Italy awaits milk price change
the financial crisis at dairy giant Parmalat is forcing southern
European farmers into a race to secure guaranteed sales that may
quickly put pressure on milk prices.
Parmalat, which last month filed for protection from its creditors in order to restore itself to solvency, is Europe's fifth largest dairy company, dominating the fresh milk markets in Italy and much of southern Europe.
In South America, where Parmalat is among the foremost buyers of fresh milk, prices have already started to suffer from the group's financial difficulties. Farmers in Brazil say Parmalat has postponed payments and cut ordering levels by as much as 30 per cent in recent weeks, sparking a 7 per cent fall in fresh milk prices.
In France, Groupe Laitier des Pyrenees (GLP), a milk co-operative supplied by 120 milk producers across four departments, was last week declared insolvent due to non-payments by Parmalat, hitting the milk market in southern France; while other French farmers have withdrawn supplies to the group on the grounds that it has not paid them since October.
However, it is in Italy, where Parmalat buys almost 30 per cent of national milk output, that fears of price pressure are now greatest.
A spokesperson for Assolatte, the Italian dairy industry association, told DairyReporter.com that it was still too early to assess the effects the Parmalat downfall was having on milk prices, but first data would be available later this month.
Parmalat is estimated to owe Italian farmers some €120 million, and the government is now warning that these arrears may never be covered. Italian farmers have called on the government for state aid, and Italy last month urged the European Commission to consider support for the country's dairy industry.
The French government has also declared that the disruption to the region's dairy industry should now be considered a European affair, calling on Italy to include French farmers in any compensation scheme.
But Italy has yet to unveil compensation measures for farmers, concentrating its efforts, instead, on keeping Parmalat afloat as a going concern.
Parmalat is the eighth largest company in Italy and is now in administration as the result of a discovery of a financial hole that commentators believe could amount to €10 billion. The company's activities are spread over 30 countries, across which it has 43 plants and nearly 8,000 employees.
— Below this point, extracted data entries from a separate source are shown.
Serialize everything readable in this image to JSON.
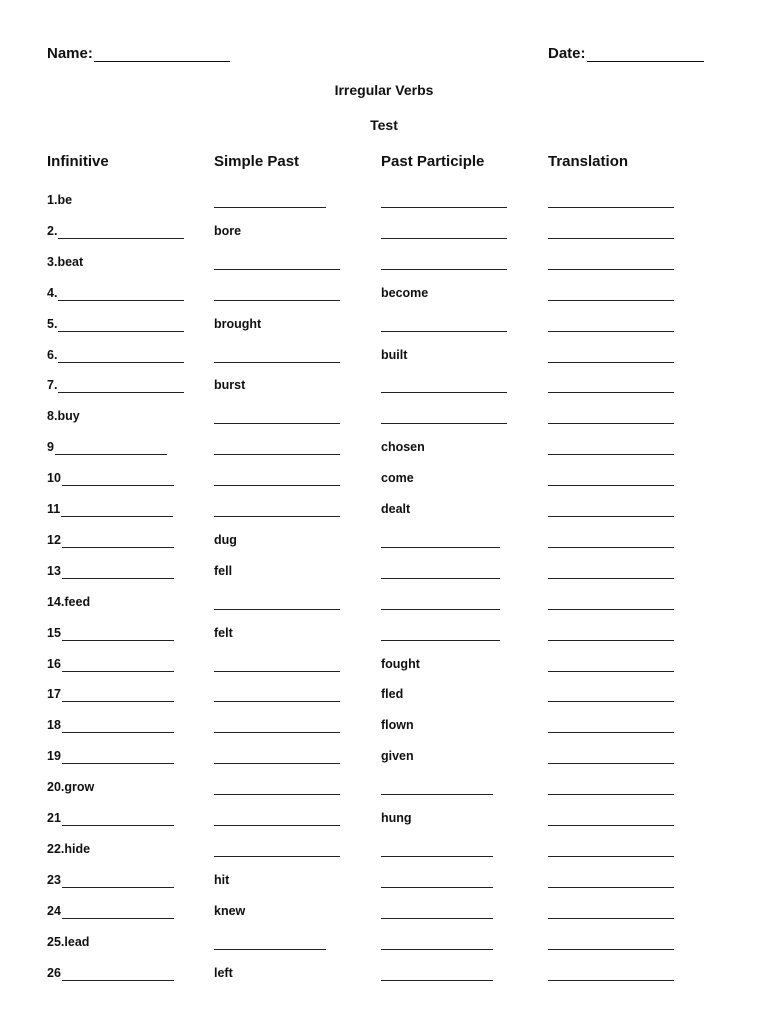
{
  "header": {
    "name_label": "Name:",
    "date_label": "Date:",
    "title": "Irregular Verbs",
    "subtitle": "Test"
  },
  "columns": [
    "Infinitive",
    "Simple Past",
    "Past Participle",
    "Translation"
  ],
  "rows": [
    {
      "num": "1.",
      "infinitive": "be",
      "simple_past": "",
      "past_participle": "",
      "translation": ""
    },
    {
      "num": "2.",
      "infinitive": "",
      "simple_past": "bore",
      "past_participle": "",
      "translation": ""
    },
    {
      "num": "3.",
      "infinitive": "beat",
      "simple_past": "",
      "past_participle": "",
      "translation": ""
    },
    {
      "num": "4.",
      "infinitive": "",
      "simple_past": "",
      "past_participle": "become",
      "translation": ""
    },
    {
      "num": "5.",
      "infinitive": "",
      "simple_past": "brought",
      "past_participle": "",
      "translation": ""
    },
    {
      "num": "6.",
      "infinitive": "",
      "simple_past": "",
      "past_participle": "built",
      "translation": ""
    },
    {
      "num": "7.",
      "infinitive": "",
      "simple_past": "burst",
      "past_participle": "",
      "translation": ""
    },
    {
      "num": "8.",
      "infinitive": "buy",
      "simple_past": "",
      "past_participle": "",
      "translation": ""
    },
    {
      "num": "9",
      "infinitive": "",
      "simple_past": "",
      "past_participle": "chosen",
      "translation": ""
    },
    {
      "num": "10",
      "infinitive": "",
      "simple_past": "",
      "past_participle": "come",
      "translation": ""
    },
    {
      "num": "11",
      "infinitive": "",
      "simple_past": "",
      "past_participle": "dealt",
      "translation": ""
    },
    {
      "num": "12",
      "infinitive": "",
      "simple_past": "dug",
      "past_participle": "",
      "translation": ""
    },
    {
      "num": "13",
      "infinitive": "",
      "simple_past": "fell",
      "past_participle": "",
      "translation": ""
    },
    {
      "num": "14.",
      "infinitive": "feed",
      "simple_past": "",
      "past_participle": "",
      "translation": ""
    },
    {
      "num": "15",
      "infinitive": "",
      "simple_past": "felt",
      "past_participle": "",
      "translation": ""
    },
    {
      "num": "16",
      "infinitive": "",
      "simple_past": "",
      "past_participle": "fought",
      "translation": ""
    },
    {
      "num": "17",
      "infinitive": "",
      "simple_past": "",
      "past_participle": "fled",
      "translation": ""
    },
    {
      "num": "18",
      "infinitive": "",
      "simple_past": "",
      "past_participle": "flown",
      "translation": ""
    },
    {
      "num": "19",
      "infinitive": "",
      "simple_past": "",
      "past_participle": "given",
      "translation": ""
    },
    {
      "num": "20.",
      "infinitive": "grow",
      "simple_past": "",
      "past_participle": "",
      "translation": ""
    },
    {
      "num": "21",
      "infinitive": "",
      "simple_past": "",
      "past_participle": "hung",
      "translation": ""
    },
    {
      "num": "22.",
      "infinitive": "hide",
      "simple_past": "",
      "past_participle": "",
      "translation": ""
    },
    {
      "num": "23",
      "infinitive": "",
      "simple_past": "hit",
      "past_participle": "",
      "translation": ""
    },
    {
      "num": "24",
      "infinitive": "",
      "simple_past": "knew",
      "past_participle": "",
      "translation": ""
    },
    {
      "num": "25.",
      "infinitive": "lead",
      "simple_past": "",
      "past_participle": "",
      "translation": ""
    },
    {
      "num": "26",
      "infinitive": "",
      "simple_past": "left",
      "past_participle": "",
      "translation": ""
    }
  ]
}
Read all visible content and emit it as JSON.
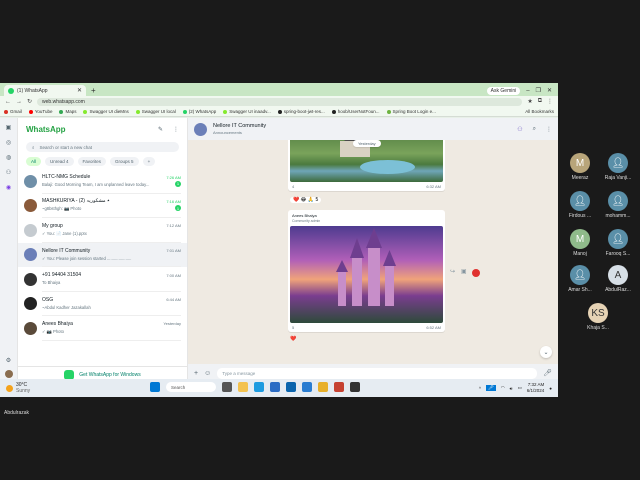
{
  "browser": {
    "tab_title": "(1) WhatsApp",
    "new_tab": "+",
    "ask_gemini": "Ask Gemini",
    "url": "web.whatsapp.com",
    "bookmarks": [
      "Gmail",
      "YouTube",
      "Maps",
      "Swagger UI dieMns",
      "Swagger UI local",
      "(2) WhatsApp",
      "Swagger UI inaadv...",
      "spring-boot-jwt-res...",
      "hoob/UserNotFoun...",
      "Spring Boot Login e..."
    ],
    "all_bookmarks": "All Bookmarks"
  },
  "whatsapp": {
    "title": "WhatsApp",
    "search_placeholder": "Search or start a new chat",
    "filters": [
      "All",
      "Unread 4",
      "Favorites",
      "Groups 5",
      "+"
    ],
    "chats": [
      {
        "name": "HLTC-NMG Schedule",
        "preview": "Balaji: Good Morning Team, I am unplanned leave today...",
        "time": "7:26 AM",
        "badge": "1",
        "unread": true
      },
      {
        "name": "MASHKURIYA - (2) ٭ مشکوریہ",
        "preview": "~g8bsthgh: 📷 Photo",
        "time": "7:16 AM",
        "badge": "1",
        "unread": true
      },
      {
        "name": "My group",
        "preview": "✓ You: 📄 Jane (1).pptx",
        "time": "7:12 AM",
        "badge": "",
        "unread": false
      },
      {
        "name": "Nellore IT Community",
        "preview": "✓ You: Please join session started .....................",
        "time": "7:01 AM",
        "badge": "",
        "unread": false
      },
      {
        "name": "+91 94404 31504",
        "preview": "To Bhaiya",
        "time": "7:00 AM",
        "badge": "",
        "unread": false
      },
      {
        "name": "OSG",
        "preview": "~Abdul Kadher Jazakallah",
        "time": "6:44 AM",
        "badge": "",
        "unread": false
      },
      {
        "name": "Anees Bhaiya",
        "preview": "✓ 📷 Photo",
        "time": "Yesterday",
        "badge": "",
        "unread": false
      }
    ],
    "get_app": "Get WhatsApp for Windows",
    "conversation": {
      "name": "Nellore IT Community",
      "subtitle": "Announcements",
      "date_pill": "Yesterday",
      "msg1_reactions": "❤️ 😂 🙏 5",
      "msg1_time": "6:32 AM",
      "msg1_count": "4",
      "msg2_sender": "Anees Bhaiya",
      "msg2_role": "Community admin",
      "msg2_count": "5",
      "msg2_time": "6:52 AM",
      "msg2_reaction": "❤️",
      "composer_placeholder": "Type a message"
    }
  },
  "taskbar": {
    "temp": "30°C",
    "weather": "Sunny",
    "search": "Search",
    "time": "7:32 AM",
    "date": "6/1/2024"
  },
  "participants": [
    {
      "initial": "M",
      "name": "Meeraz",
      "color": "#b8a57a"
    },
    {
      "initial": "",
      "name": "Raja Vanji...",
      "color": "#5a8fa8"
    },
    {
      "initial": "",
      "name": "Firdous ...",
      "color": "#5a8fa8"
    },
    {
      "initial": "",
      "name": "mohamm...",
      "color": "#5a8fa8"
    },
    {
      "initial": "M",
      "name": "Manoj",
      "color": "#8fba8a"
    },
    {
      "initial": "",
      "name": "Farooq S...",
      "color": "#5a8fa8"
    },
    {
      "initial": "",
      "name": "Amar Sh...",
      "color": "#5a8fa8"
    },
    {
      "initial": "A",
      "name": "AbdulRaz...",
      "color": "#d7dfe6"
    },
    {
      "initial": "KS",
      "name": "Khaja S...",
      "color": "#e6d3b5"
    }
  ],
  "self_name": "Abdulrazak"
}
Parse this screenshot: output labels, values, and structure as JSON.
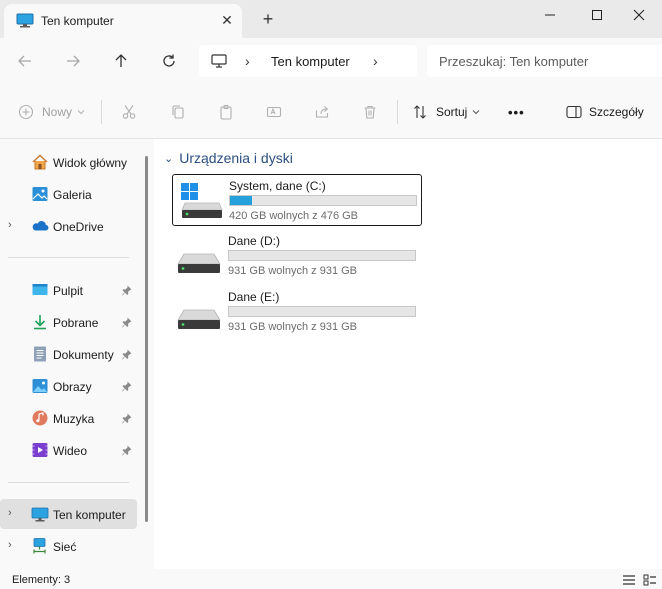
{
  "tab": {
    "title": "Ten komputer",
    "close": "✕",
    "new_tab": "+"
  },
  "address": {
    "separator": "›",
    "crumb": "Ten komputer"
  },
  "search": {
    "placeholder": "Przeszukaj: Ten komputer"
  },
  "commands": {
    "new_label": "Nowy",
    "sort_label": "Sortuj",
    "more_label": "•••",
    "details_label": "Szczegóły"
  },
  "sidebar": {
    "quick": [
      {
        "label": "Widok główny",
        "icon": "home-icon"
      },
      {
        "label": "Galeria",
        "icon": "gallery-icon"
      },
      {
        "label": "OneDrive",
        "icon": "onedrive-icon",
        "chevron": "›"
      }
    ],
    "pinned": [
      {
        "label": "Pulpit",
        "icon": "desktop-folder-icon"
      },
      {
        "label": "Pobrane",
        "icon": "downloads-icon"
      },
      {
        "label": "Dokumenty",
        "icon": "documents-icon"
      },
      {
        "label": "Obrazy",
        "icon": "pictures-icon"
      },
      {
        "label": "Muzyka",
        "icon": "music-icon"
      },
      {
        "label": "Wideo",
        "icon": "videos-icon"
      }
    ],
    "locations": [
      {
        "label": "Ten komputer",
        "icon": "this-pc-icon",
        "chevron": "›",
        "selected": true
      },
      {
        "label": "Sieć",
        "icon": "network-icon",
        "chevron": "›"
      }
    ]
  },
  "main": {
    "group_chevron": "⌄",
    "group_title": "Urządzenia i dyski",
    "drives": [
      {
        "name": "System, dane (C:)",
        "free": "420 GB wolnych z 476 GB",
        "used_fraction": 0.118,
        "system": true,
        "selected": true
      },
      {
        "name": "Dane (D:)",
        "free": "931 GB wolnych z 931 GB",
        "used_fraction": 0.0,
        "system": false,
        "selected": false
      },
      {
        "name": "Dane (E:)",
        "free": "931 GB wolnych z 931 GB",
        "used_fraction": 0.0,
        "system": false,
        "selected": false
      }
    ]
  },
  "status": {
    "items": "Elementy: 3"
  },
  "colors": {
    "accent": "#26a0da",
    "group_title": "#2b4f82",
    "selected_bg": "#e0e0e0"
  }
}
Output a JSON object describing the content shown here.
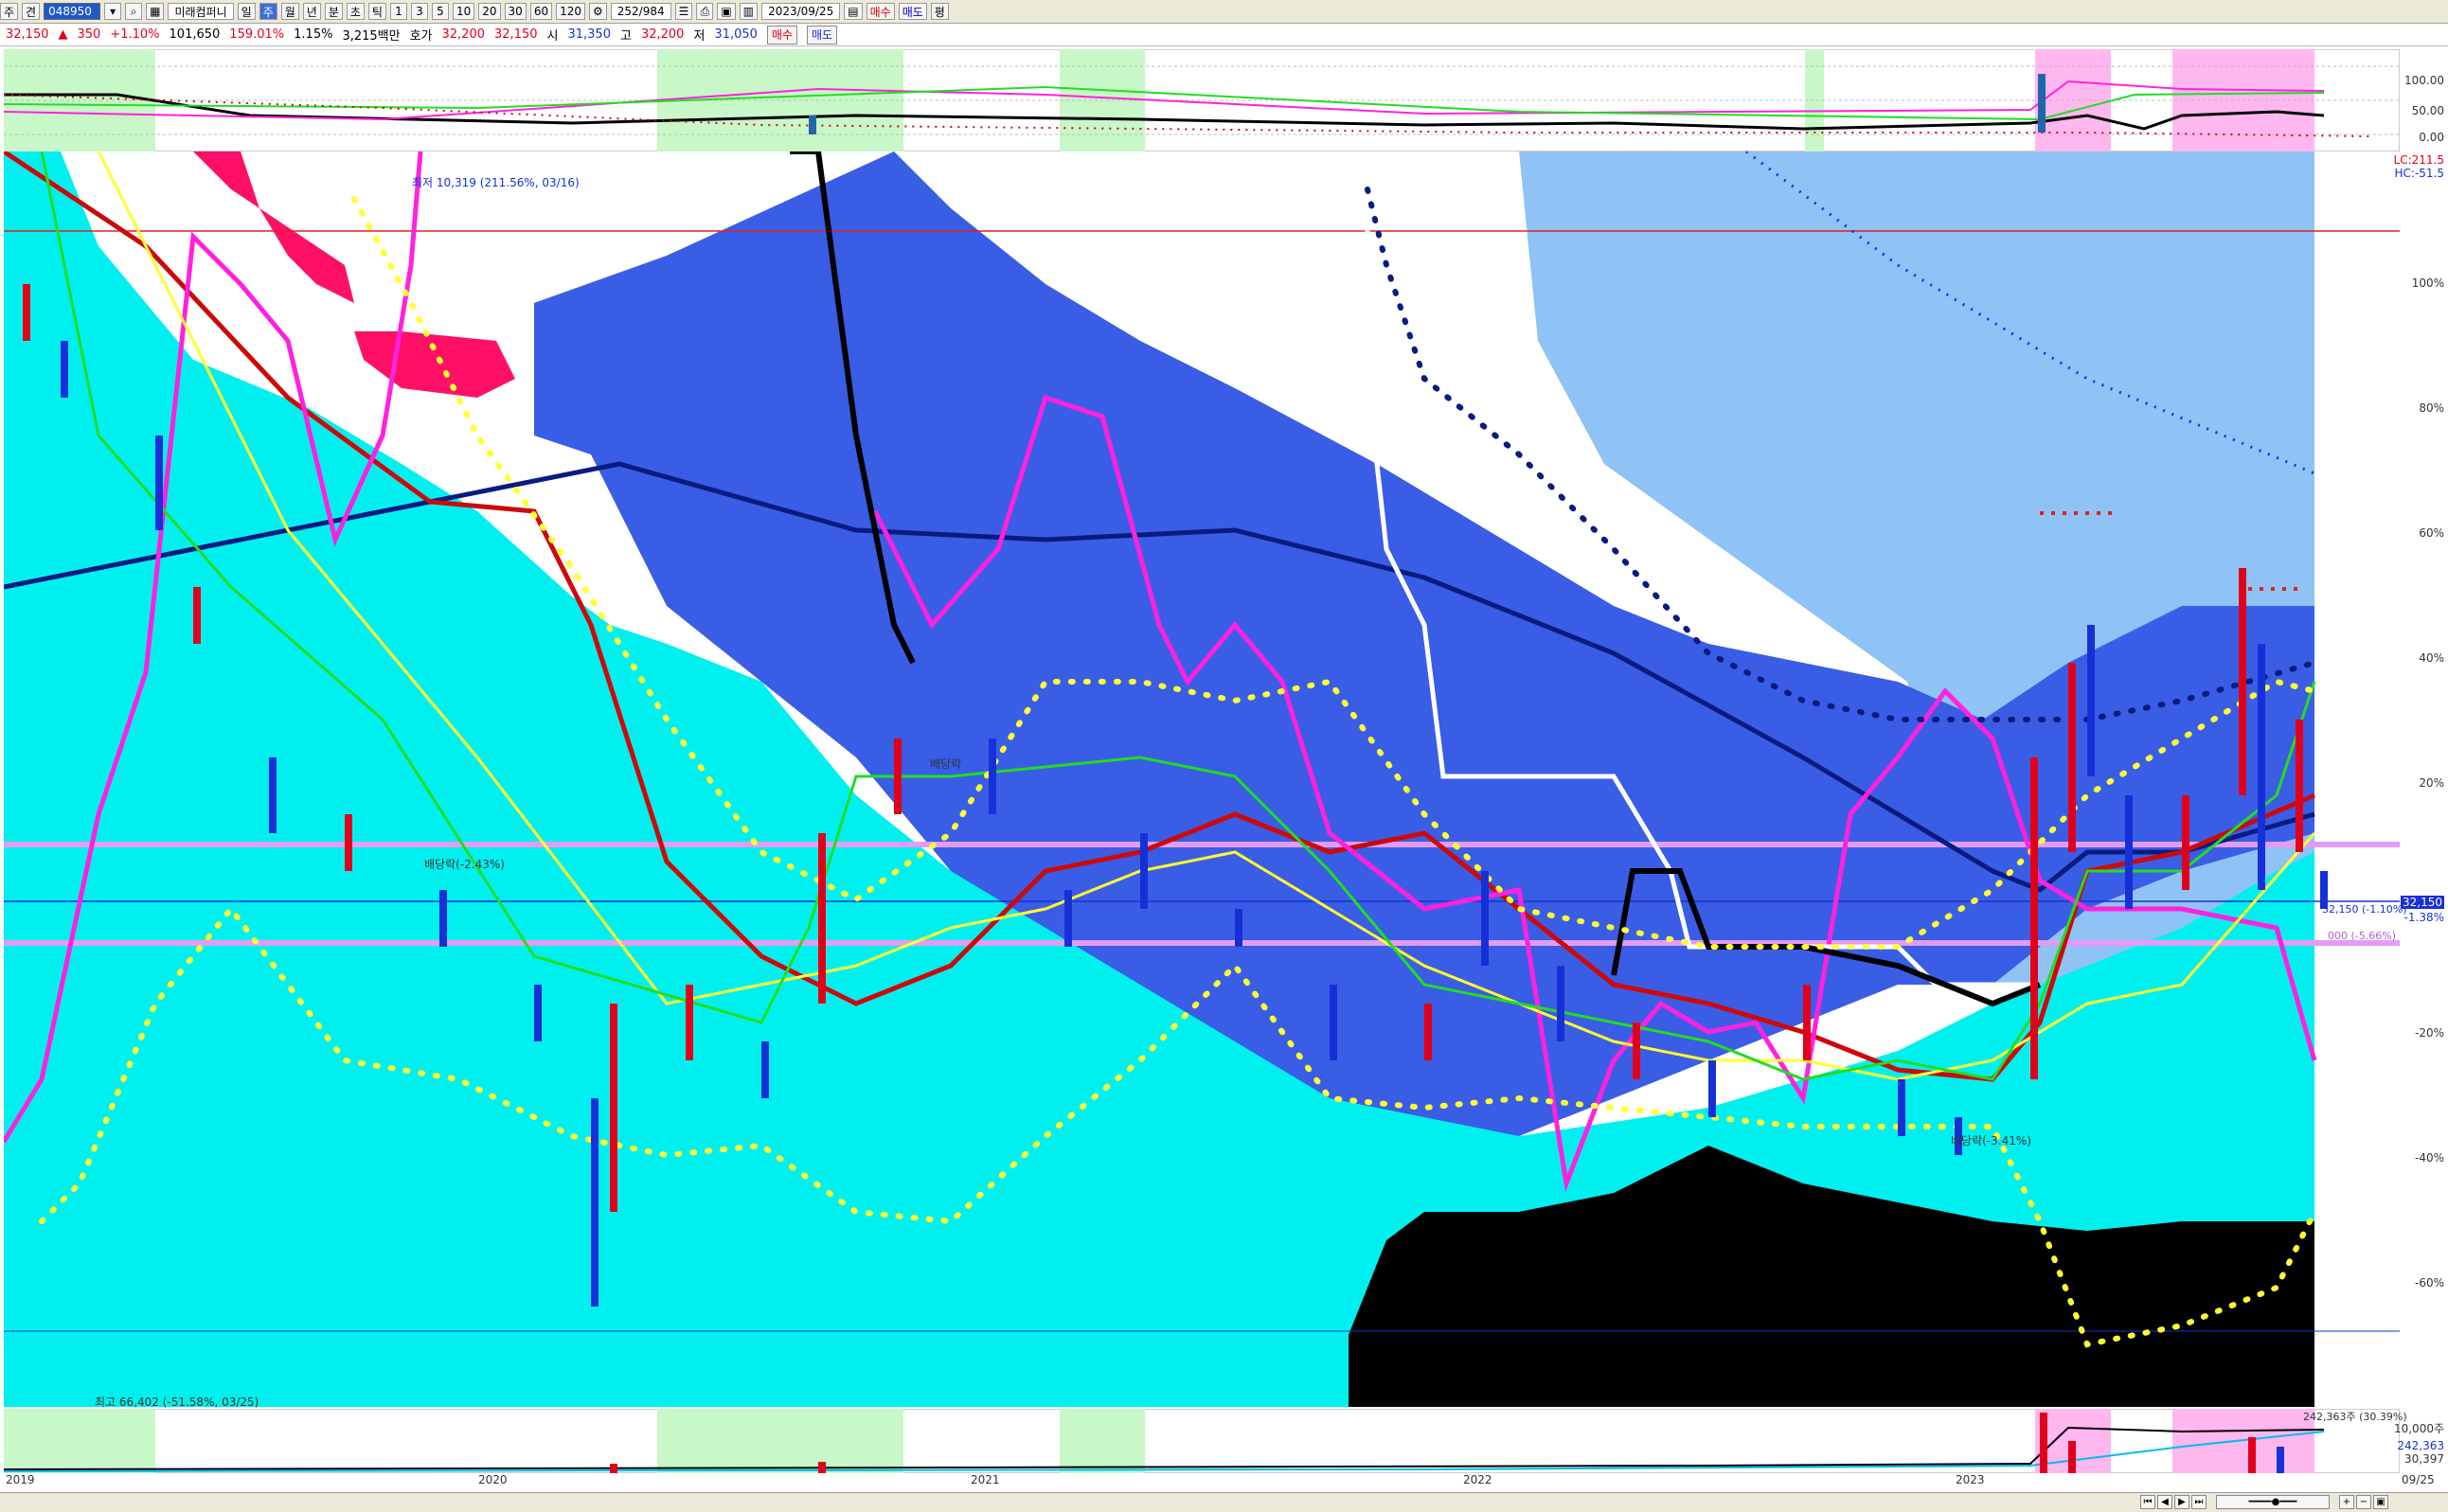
{
  "toolbar": {
    "items": [
      "주",
      "견"
    ],
    "code": "048950",
    "name": "미래컴퍼니",
    "periods": [
      "일",
      "주",
      "월",
      "년",
      "분",
      "초",
      "틱"
    ],
    "active_period": "주",
    "intervals": [
      "1",
      "3",
      "5",
      "10",
      "20",
      "30",
      "60",
      "120"
    ],
    "count": "252",
    "total": "984",
    "date": "2023/09/25",
    "buy_label": "매수",
    "sell_label": "매도",
    "extra_label": "평"
  },
  "quote": {
    "price": "32,150",
    "change": "350",
    "change_pct": "+1.10%",
    "volume": "101,650",
    "vol_ratio": "159.01%",
    "turnover": "1.15%",
    "amount": "3,215백만",
    "ask_label": "호가",
    "ask": "32,200",
    "bid": "32,150",
    "open_label": "시",
    "open": "31,350",
    "high_label": "고",
    "high": "32,200",
    "low_label": "저",
    "low": "31,050",
    "buy_label": "매수",
    "sell_label": "매도"
  },
  "indicator_axis": [
    "100.00",
    "50.00",
    "0.00"
  ],
  "price_axis": [
    "LC:211.5",
    "HC:-51.5",
    "100%",
    "80%",
    "60%",
    "40%",
    "20%",
    "-20%",
    "-40%",
    "-60%"
  ],
  "price_tag": "32,150",
  "price_tag_pct": "-1.38%",
  "volume_axis": [
    "10,000주",
    "242,363",
    "30,397"
  ],
  "annotations": {
    "low_note": "최저 10,319 (211.56%, 03/16)",
    "high_note": "최고 66,402 (-51.58%, 03/25)",
    "div1": "배당락",
    "div2": "배당락(-2.43%)",
    "div3": "배당락(-3.41%)",
    "cur_line": "32,150 (-1.10%)",
    "box_line": "000 (-5.66%)",
    "vol_note": "242,363주 (30.39%)"
  },
  "dates": [
    "2019",
    "2020",
    "2021",
    "2022",
    "2023",
    "09/25"
  ],
  "colors": {
    "cyan_cloud": "#00f0f0",
    "blue_cloud": "#3a5de6",
    "light_blue": "#8fc2f5",
    "magenta": "#ff22dd",
    "dark_red": "#cc0a0a",
    "navy": "#0a1b80",
    "yellow": "#ffff33",
    "green": "#22dd22",
    "pink": "#ff1066",
    "black": "#000000"
  }
}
If unsold milk stocks, and efforts by farmers to find alternative milk buyers do put Italian milk prices under pressure, the pain of the Parmalat break-down may extend to all dairy farmers in affected areas. But the Italian dairy group's financial crisis is unlikely to affect milk prices outside Parmalat's core markets.
The price of milk has historically been higher in Italy than in neighbouring countries, says Assolatte, and there is little evidence of a relationship in milk prices across national markets.
Some commentators also suggest that that Parmalat's competitors will be able to expand swiftly enough to counteract the effect on prices of unsold milk and shifting supplier relationships.
"There would be plenty of other suppliers that would be willing step in and buy Italian milk," said Mike Beessey, a UK dairy consultant.